Scientists have identified a promising new antimalarial drug which has the potential to cure the mosquito-borne disease, and block its transmission with low doses, in developing countries like India.
An international team of researchers developed a series of potent compounds to combat malaria known as the 4-(1H)-quinolone-3-diarylethers, or quinolones.
The researchers narrowed the most effective drug candidates in the quinolones series to one lead drug - ELQ-300 - now moving toward clinical testing.
In initial preclinical tests, the lead drug demonstrated impressive preventive and transmission-blocking - and a low likelihood for developing rapid resistance to major strains of malaria parasites.
In addition, ELQ-300 could likely be produced more cheaply than existing antimalarial drugs - a major advantage in treating a tropical disease that kills nearly one million people a year and causes recurring bouts of severe and incapacitating illness, most often among poor people in developing countries.

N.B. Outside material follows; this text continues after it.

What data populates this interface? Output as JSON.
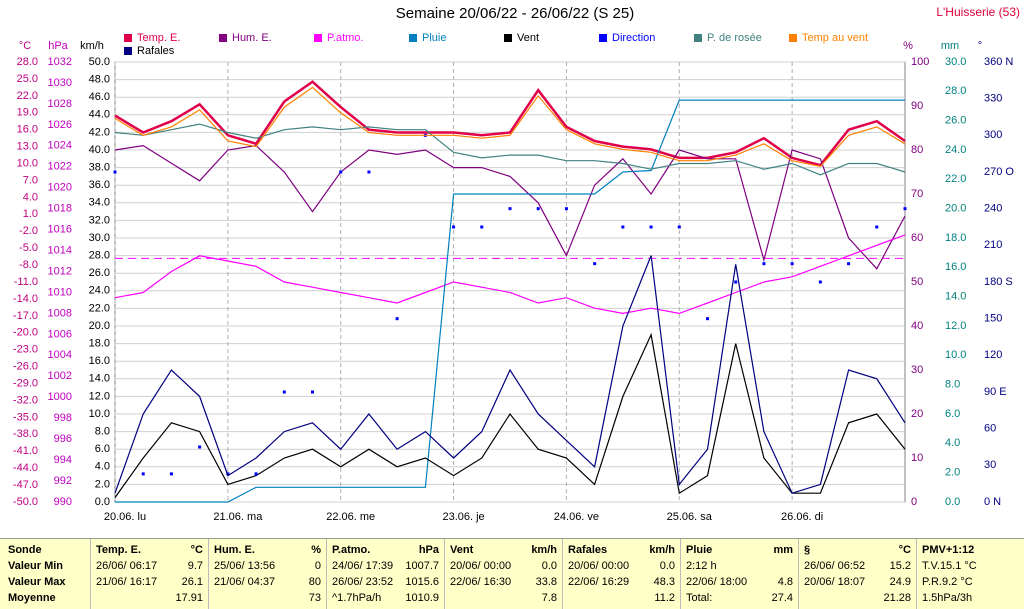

"This is one of the first drugs ever to kill the malaria parasite in all three stages of its life cycle," said Dennis Kyle from the University of South Florida.
"So, it may become part of a new-generation therapy that not only treats sick people and prevents them from getting ill, but also blocks the transmission of malaria from mosquitoes to humans. If the drug can break the parasite life cycle, we may ultimately eradicate the disease," Kyle said.
The new drug class identified by the researchers were derived from the first antimalarial quinolone, endochin, discovered more than 60 years ago but never pursued as a treatment because it appeared not to work in humans.
Using new technology, researchers demonstrated that these compounds were indeed highly effective against Plasmodium falciparum, the most lethal strain of malaria, and Plasmodium vivax, the major cause of malaria outside Africa.
The quinolones target both the liver and blood stages of the parasite as well as the forms critical for disease transmission.
Researchers structurally modified the quinolone scaffold so that the drug candidate ELQ-300 would selectively hit only the malaria parasite's target while sparing the human mitochondria.
The quinolones, including ELQ-300, target the same biological pathway as atovaquone, the main component of Malarone, one of the newest combination drugs used to treat malaria. But, in repeated experiments ELQ-300 did not generate drug-resistant strains of the malaria parasite - making it a significant improvement over atovaquone.
The study included researchers from Oregon Health & Science University in Portland, Drexel University in Philadelphia, and Monash University in Australia.
The findings were published in the journal Science Translational Medicine.